Maryono mengatakan bahwa salah satu hal yang menarik dalam pameran di tahun 2016 ini, BTN lebih banyak memberikan paket promosi dan kemudahan yang ditawarkan selama pameran berlangsung. “Beli sekarang atau besok, yang jelas promosi selama pameran lebih menarik dan menguntungkan,” kata Maryono.

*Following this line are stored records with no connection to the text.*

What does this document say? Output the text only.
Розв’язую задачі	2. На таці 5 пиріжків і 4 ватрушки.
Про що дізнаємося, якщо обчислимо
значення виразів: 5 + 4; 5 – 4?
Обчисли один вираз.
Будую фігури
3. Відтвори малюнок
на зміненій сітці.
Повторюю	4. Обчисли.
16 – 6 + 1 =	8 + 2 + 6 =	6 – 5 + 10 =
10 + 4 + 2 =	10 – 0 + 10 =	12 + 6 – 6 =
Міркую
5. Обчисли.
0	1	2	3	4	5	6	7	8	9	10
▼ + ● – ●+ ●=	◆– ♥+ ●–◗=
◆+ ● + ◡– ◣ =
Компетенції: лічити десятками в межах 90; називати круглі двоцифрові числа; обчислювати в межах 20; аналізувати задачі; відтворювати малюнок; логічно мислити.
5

Dia menjelaskan, ajang kali ini didukung oleh hampir 250 pengembang dengan lebih dari 650 proyek perumahan dengan jumlah 230 ribu rumah. Hunian itu tersebar di Jabodetabek, Banten, Bandung, Sukabumi, Yogyakarta, Semarang, Surabaya, Bali, Balikpapan, Samarinda, Kendari, dan Medan.

Produk yang dipamerkan meliputi rumah bersubsidi dan non subsidi, apartemen premium, ruko, rumah & apartemen menengah. Dalam pameran ini Bank BTN memberikan kebijakan khusus untuk transaksi yang dilakukan selama masa pameran.

Kebijakan khusus yang dapat dimanfaatkan antara lain, KPR Sejahtera FLPP, Suku bunga ringan 5% dan uang muka 1% dan bebas biaya administrasi, KPR BTN Platinum.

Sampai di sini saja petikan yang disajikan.